We also don't have a good theory of the origins of nonideophonic interjections- whose crosslinguistic study lags way behind even the few compartative works on ideophones. I hypothesize that SOME of these interjections form the phonological cores around which many ideophones crystallize segmentally. There seems to be selection and attrition at each change of state. Bridging the gap between grams and interjections, if there is one, will be the hardest part of making this a cycling system.

Much of what I write here is just reiteration of things I've said before, with my usual overdense dose of rambling.
There do seem to be analogies to different types of evolution within cells- just as between cells, between organisms, populations, etc. There doesn't seem to be any reason to assume any break at the cell wall. Our bodies are complex organismal systems which have minds, cells are complex chemical systems- which may have some analogue of a mind. Ask an amoeba.

Bottom-up emergence may explain some properties of systems and their parts, but not all.

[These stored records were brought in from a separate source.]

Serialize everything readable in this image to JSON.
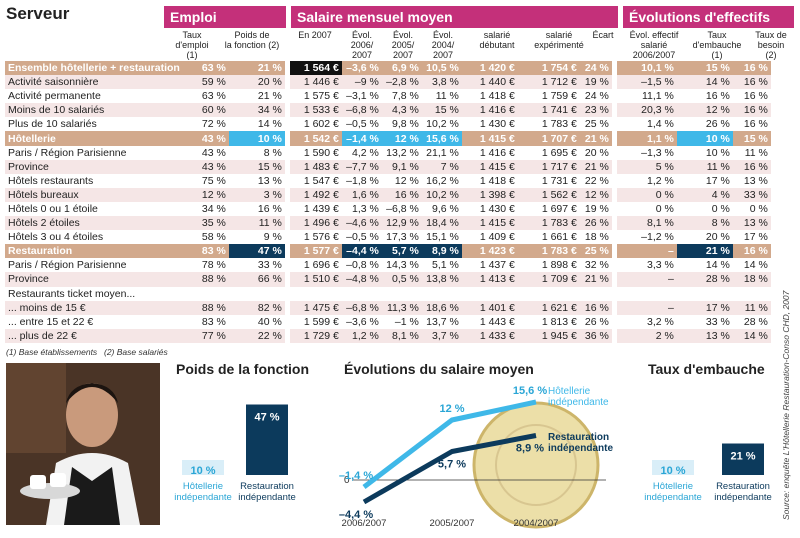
{
  "title": "Serveur",
  "sections": {
    "emploi": "Emploi",
    "salaire": "Salaire mensuel moyen",
    "evolutions": "Évolutions d'effectifs"
  },
  "col_headers": [
    "Taux\nd'emploi (1)",
    "Poids de\nla fonction (2)",
    "En 2007",
    "Évol.\n2006/\n2007",
    "Évol.\n2005/\n2007",
    "Évol.\n2004/\n2007",
    "salarié\ndébutant",
    "salarié\nexpérimenté",
    "Écart",
    "Évol. effectif\nsalarié\n2006/2007",
    "Taux\nd'embauche\n(1)",
    "Taux de\nbesoin\n(2)"
  ],
  "rows": [
    {
      "label": "Ensemble hôtellerie + restauration",
      "type": "group",
      "v": [
        "63 %",
        "21 %",
        "1 564 €",
        "–3,6 %",
        "6,9 %",
        "10,5 %",
        "1 420 €",
        "1 754 €",
        "24 %",
        "10,1 %",
        "15 %",
        "16 %"
      ]
    },
    {
      "label": "Activité saisonnière",
      "type": "band",
      "v": [
        "59 %",
        "20 %",
        "1 446 €",
        "–9 %",
        "–2,8 %",
        "3,8 %",
        "1 440 €",
        "1 712 €",
        "19 %",
        "–1,5 %",
        "14 %",
        "16 %"
      ]
    },
    {
      "label": "Activité permanente",
      "type": "white",
      "v": [
        "63 %",
        "21 %",
        "1 575 €",
        "–3,1 %",
        "7,8 %",
        "11 %",
        "1 418 €",
        "1 759 €",
        "24 %",
        "11,1 %",
        "16 %",
        "16 %"
      ]
    },
    {
      "label": "Moins de 10 salariés",
      "type": "band",
      "v": [
        "60 %",
        "34 %",
        "1 533 €",
        "–6,8 %",
        "4,3 %",
        "15 %",
        "1 416 €",
        "1 741 €",
        "23 %",
        "20,3 %",
        "12 %",
        "16 %"
      ]
    },
    {
      "label": "Plus de 10 salariés",
      "type": "white",
      "v": [
        "72 %",
        "14 %",
        "1 602 €",
        "–0,5 %",
        "9,8 %",
        "10,2 %",
        "1 430 €",
        "1 783 €",
        "25 %",
        "1,4 %",
        "26 %",
        "16 %"
      ]
    },
    {
      "label": "Hôtellerie",
      "type": "group",
      "v": [
        "43 %",
        "10 %",
        "1 542 €",
        "–1,4 %",
        "12 %",
        "15,6 %",
        "1 415 €",
        "1 707 €",
        "21 %",
        "1,1 %",
        "10 %",
        "15 %"
      ]
    },
    {
      "label": "Paris / Région Parisienne",
      "type": "white",
      "v": [
        "43 %",
        "8 %",
        "1 590 €",
        "4,2 %",
        "13,2 %",
        "21,1 %",
        "1 416 €",
        "1 695 €",
        "20 %",
        "–1,3 %",
        "10 %",
        "11 %"
      ]
    },
    {
      "label": "Province",
      "type": "band",
      "v": [
        "43 %",
        "15 %",
        "1 483 €",
        "–7,7 %",
        "9,1 %",
        "7 %",
        "1 415 €",
        "1 717 €",
        "21 %",
        "5 %",
        "11 %",
        "16 %"
      ]
    },
    {
      "label": "Hôtels restaurants",
      "type": "white",
      "v": [
        "75 %",
        "13 %",
        "1 547 €",
        "–1,8 %",
        "12 %",
        "16,2 %",
        "1 418 €",
        "1 731 €",
        "22 %",
        "1,2 %",
        "17 %",
        "13 %"
      ]
    },
    {
      "label": "Hôtels bureaux",
      "type": "band",
      "v": [
        "12 %",
        "3 %",
        "1 492 €",
        "1,6 %",
        "16 %",
        "10,2 %",
        "1 398 €",
        "1 562 €",
        "12 %",
        "0 %",
        "4 %",
        "33 %"
      ]
    },
    {
      "label": "Hôtels 0 ou 1 étoile",
      "type": "white",
      "v": [
        "34 %",
        "16 %",
        "1 439 €",
        "1,3 %",
        "–6,8 %",
        "9,6 %",
        "1 430 €",
        "1 697 €",
        "19 %",
        "0 %",
        "0 %",
        "0 %"
      ]
    },
    {
      "label": "Hôtels 2 étoiles",
      "type": "band",
      "v": [
        "35 %",
        "11 %",
        "1 496 €",
        "–4,6 %",
        "12,9 %",
        "18,4 %",
        "1 415 €",
        "1 783 €",
        "26 %",
        "8,1 %",
        "8 %",
        "13 %"
      ]
    },
    {
      "label": "Hôtels 3 ou 4 étoiles",
      "type": "white",
      "v": [
        "58 %",
        "9 %",
        "1 576 €",
        "–0,5 %",
        "17,3 %",
        "15,1 %",
        "1 409 €",
        "1 661 €",
        "18 %",
        "–1,2 %",
        "20 %",
        "17 %"
      ]
    },
    {
      "label": "Restauration",
      "type": "group",
      "v": [
        "83 %",
        "47 %",
        "1 577 €",
        "–4,4 %",
        "5,7 %",
        "8,9 %",
        "1 423 €",
        "1 783 €",
        "25 %",
        "–",
        "21 %",
        "16 %"
      ]
    },
    {
      "label": "Paris / Région Parisienne",
      "type": "white",
      "v": [
        "78 %",
        "33 %",
        "1 696 €",
        "–0,8 %",
        "14,3 %",
        "5,1 %",
        "1 437 €",
        "1 898 €",
        "32 %",
        "3,3 %",
        "14 %",
        "14 %"
      ]
    },
    {
      "label": "Province",
      "type": "band",
      "v": [
        "88 %",
        "66 %",
        "1 510 €",
        "–4,8 %",
        "0,5 %",
        "13,8 %",
        "1 413 €",
        "1 709 €",
        "21 %",
        "–",
        "28 %",
        "18 %"
      ]
    },
    {
      "label": "Restaurants ticket moyen...",
      "type": "white",
      "v": [
        "",
        "",
        "",
        "",
        "",
        "",
        "",
        "",
        "",
        "",
        "",
        ""
      ]
    },
    {
      "label": "... moins de 15 €",
      "type": "band",
      "v": [
        "88 %",
        "82 %",
        "1 475 €",
        "–6,8 %",
        "11,3 %",
        "18,6 %",
        "1 401 €",
        "1 621 €",
        "16 %",
        "–",
        "17 %",
        "11 %"
      ]
    },
    {
      "label": "... entre 15 et 22 €",
      "type": "white",
      "v": [
        "83 %",
        "40 %",
        "1 599 €",
        "–3,6 %",
        "–1 %",
        "13,7 %",
        "1 443 €",
        "1 813 €",
        "26 %",
        "3,2 %",
        "33 %",
        "28 %"
      ]
    },
    {
      "label": "... plus de 22 €",
      "type": "band",
      "v": [
        "77 %",
        "22 %",
        "1 729 €",
        "1,2 %",
        "8,1 %",
        "3,7 %",
        "1 433 €",
        "1 945 €",
        "36 %",
        "2 %",
        "13 %",
        "14 %"
      ]
    }
  ],
  "footnotes": {
    "f1": "(1) Base établissements",
    "f2": "(2) Base salariés"
  },
  "source": "Source: enquête L'Hôtellerie Restauration-Conso CHD, 2007",
  "colors": {
    "pink": "#c4307a",
    "tan": "#d2a98c",
    "navy": "#0c3a5c",
    "cyan": "#3fb8e8",
    "band": "#f5e6e6"
  },
  "chart_data": [
    {
      "type": "bar",
      "title": "Poids de la fonction",
      "categories": [
        "Hôtellerie indépendante",
        "Restauration indépendante"
      ],
      "values": [
        10,
        47
      ],
      "value_labels": [
        "10 %",
        "47 %"
      ],
      "ylim": [
        0,
        50
      ]
    },
    {
      "type": "line",
      "title": "Évolutions du salaire moyen",
      "x": [
        "2006/2007",
        "2005/2007",
        "2004/2007"
      ],
      "series": [
        {
          "name": "Hôtellerie indépendante",
          "values": [
            -1.4,
            12,
            15.6
          ],
          "value_labels": [
            "–1,4 %",
            "12 %",
            "15,6 %"
          ]
        },
        {
          "name": "Restauration indépendante",
          "values": [
            -4.4,
            5.7,
            8.9
          ],
          "value_labels": [
            "–4,4 %",
            "5,7 %",
            "8,9 %"
          ]
        }
      ],
      "zero_label": "0",
      "ylim": [
        -6,
        18
      ]
    },
    {
      "type": "bar",
      "title": "Taux d'embauche",
      "categories": [
        "Hôtellerie indépendante",
        "Restauration indépendante"
      ],
      "values": [
        10,
        21
      ],
      "value_labels": [
        "10 %",
        "21 %"
      ],
      "ylim": [
        0,
        50
      ]
    }
  ]
}
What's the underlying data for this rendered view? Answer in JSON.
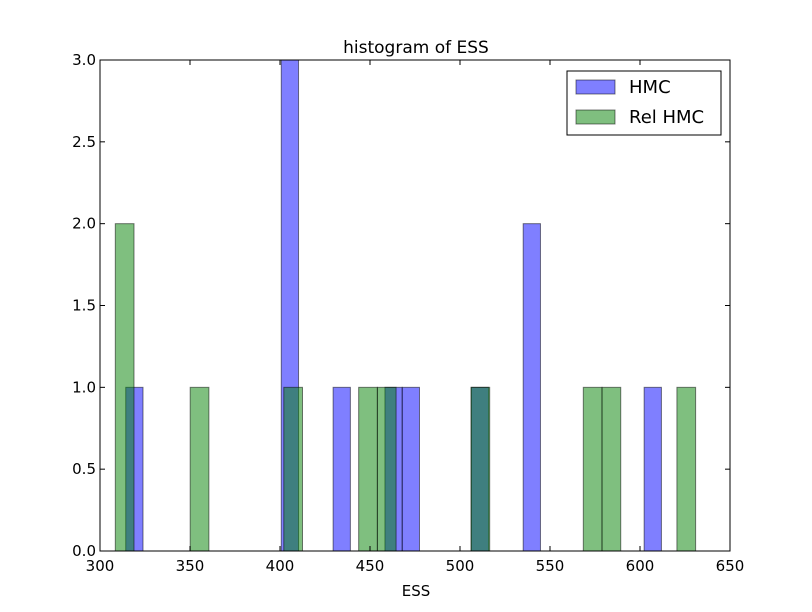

There are also top-down effects. The really interesting stuff happens in between, at the level of greatest mixing, interaction, complexity, dimensionality. Of course if the highest levels are also of simple dimension, and there is 'back-door' interaction between bottom and top (as there seems to be in many cases in nature), then the snake bites its own tail. Einstein might approve, one would think. No loose ends, no priveleged reference frames, perhaps?

And I haven't even touched today on the evolution OF language! My inbox has more replies- will answer them in turn as I can. Thanks!